Evangeliar

Beiträge "Auf ein Wort"

Kalte Kirchen

Als Pastor in Neuenheerse vor über 20 Jahren hat mir mal ein Fachmann erklärt, was das ständige „klack, … klack, …“ des Gaszählers in der Kirchenheizung bedeutet: „Mit jedem Klack“, sagte er, „sind 10 Liter Gas verbrannt.“ Und das Klacken ging schnell. Im Blick auf die klammen Kirchenfinanzen tat mir das fast körperlich weh. Ich beschloss deshalb, das Klacken etwas langsamer klacken zu lassen. Das ging zwei Wochen gut. Dann bekam ich einen Brief mit einem 100-D-Mark-Schein. Eine sehr nette ältere Dame bat darin, die Heizung in der Kirche etwas höher zu drehen. Ihr sei so kalt.

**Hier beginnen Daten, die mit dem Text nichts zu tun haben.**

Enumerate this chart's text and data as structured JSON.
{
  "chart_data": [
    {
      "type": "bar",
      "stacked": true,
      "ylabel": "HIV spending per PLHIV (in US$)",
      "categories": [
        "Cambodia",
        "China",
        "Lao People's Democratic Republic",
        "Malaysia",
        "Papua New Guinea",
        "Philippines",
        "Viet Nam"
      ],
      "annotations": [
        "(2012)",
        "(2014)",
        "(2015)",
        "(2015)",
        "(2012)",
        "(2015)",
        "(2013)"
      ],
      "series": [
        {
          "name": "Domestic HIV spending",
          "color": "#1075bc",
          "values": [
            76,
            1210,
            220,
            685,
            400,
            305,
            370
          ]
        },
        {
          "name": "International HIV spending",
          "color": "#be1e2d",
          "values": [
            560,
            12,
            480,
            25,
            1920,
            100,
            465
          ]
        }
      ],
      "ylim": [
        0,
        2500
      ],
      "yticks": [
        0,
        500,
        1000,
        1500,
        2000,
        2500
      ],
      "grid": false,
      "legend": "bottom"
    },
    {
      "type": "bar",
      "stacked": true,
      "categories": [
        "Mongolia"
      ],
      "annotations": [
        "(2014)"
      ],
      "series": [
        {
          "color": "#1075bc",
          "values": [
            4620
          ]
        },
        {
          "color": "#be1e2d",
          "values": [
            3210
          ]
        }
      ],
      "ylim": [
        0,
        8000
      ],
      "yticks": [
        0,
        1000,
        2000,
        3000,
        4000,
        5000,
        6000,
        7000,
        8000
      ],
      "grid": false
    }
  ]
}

Heute habe ich‘s auch gern warm.

Nur das Klacken, das geht aktuell nur noch in Zeitlupe. In unseren Kirchen ist es ungemütlich frisch. Und Zusammenkuscheln ist dank Corona auch keine empfehlenswerte Alternative.

Also frag‘ ich mich, was ich dem abgewinnen kann.

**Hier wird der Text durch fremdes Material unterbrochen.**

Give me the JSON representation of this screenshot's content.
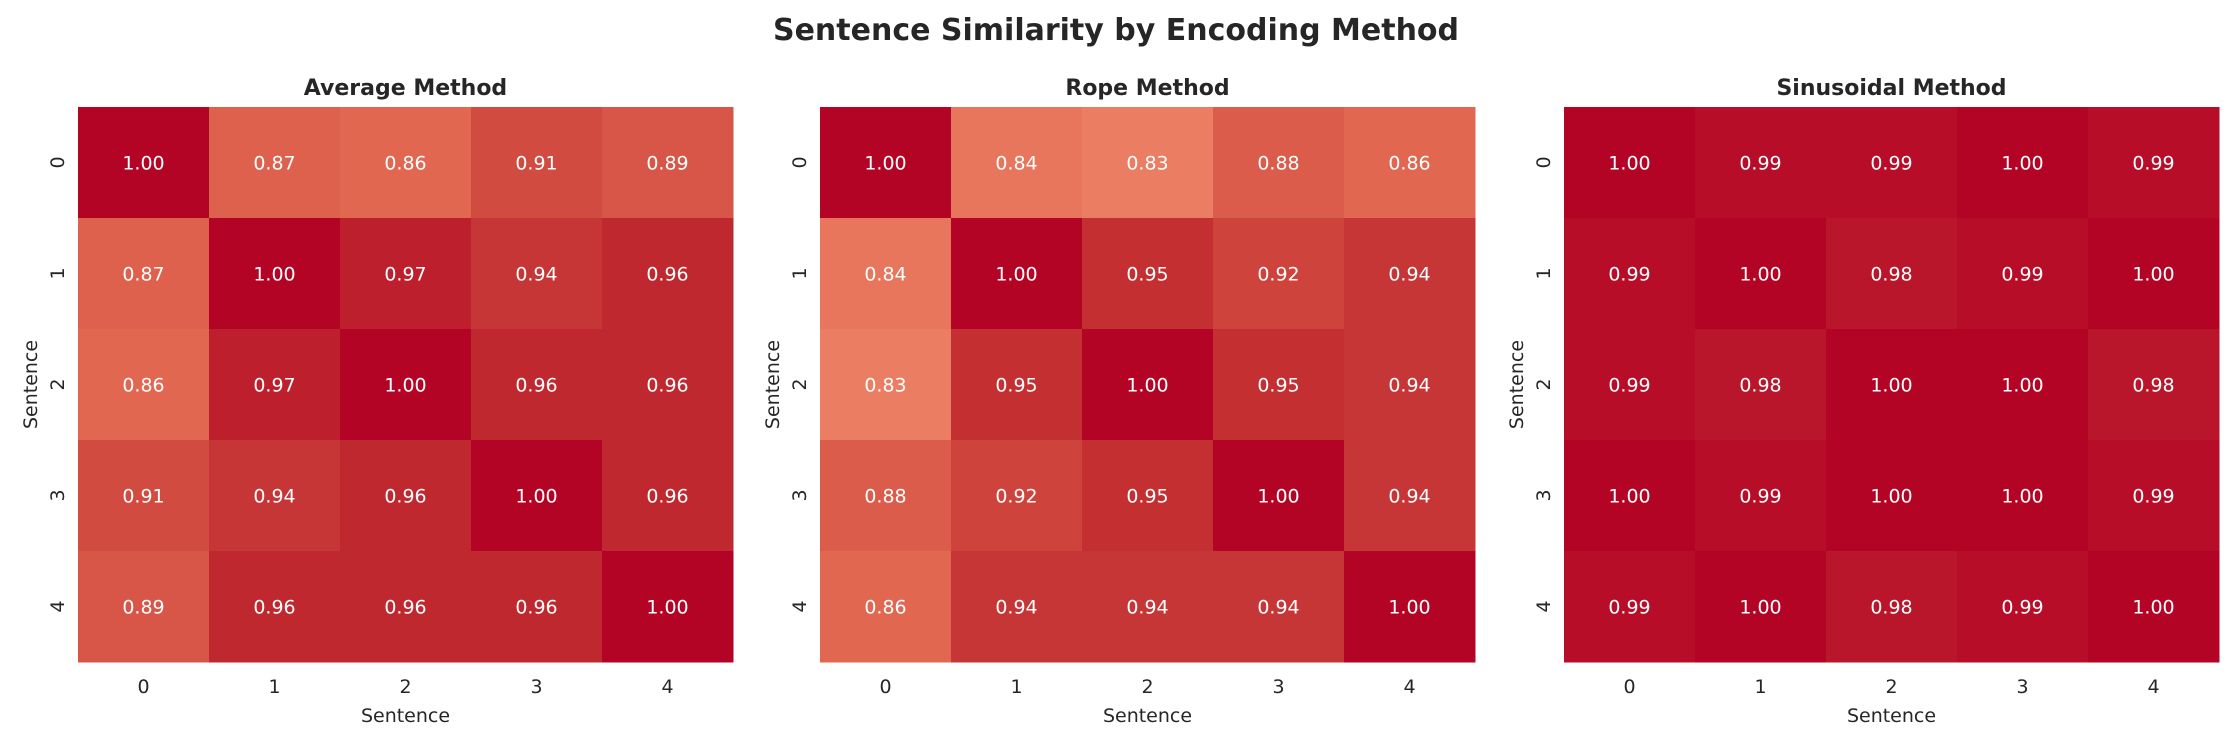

Nun weiß ich zumindest von der Kirche in Neuenheerse, dass sie 1000 Jahre lang dastand, ohne dass es in ihrem Heizungskeller geklackt hat. Und weniger gebetet als heute haben die Menschen in diesen 1000 unbeheizten Jahren vermutlich auch nicht. Was haben die sich dabei gedacht?

Im Wechsel der Jahreszeiten konnten sie jedenfalls ihre Kirche sehr unterschiedlich erleben. Im Sommer nach der drückenden Hitze auf dem Feld bot sie Erfrischung, und die Menschen haben sich möglicherweise gesagt: „Was für ein Glück, dass wir hier so einen wunderbaren Ort zur Erholung haben.“ Und im Winter, wenn’s knackig kalt war, haben sie vielleicht gedacht: „Was für ein Glück, dass wir … nur Gast auf Erden sind und … der ew’gen Heimat zu-wandern. Denn dort ist zweifellos angenehm geheizt.“

Gar nicht so dumm, denke ich. Das ist schon fast eine gut katholische Temperatur-Mystik.

Doch ich verstehe auch, wenn Sie, liebe Leserin, lieber Leser, einwenden: „Schön und recht, aber wie wär’s mit einer kürzeren Predigt?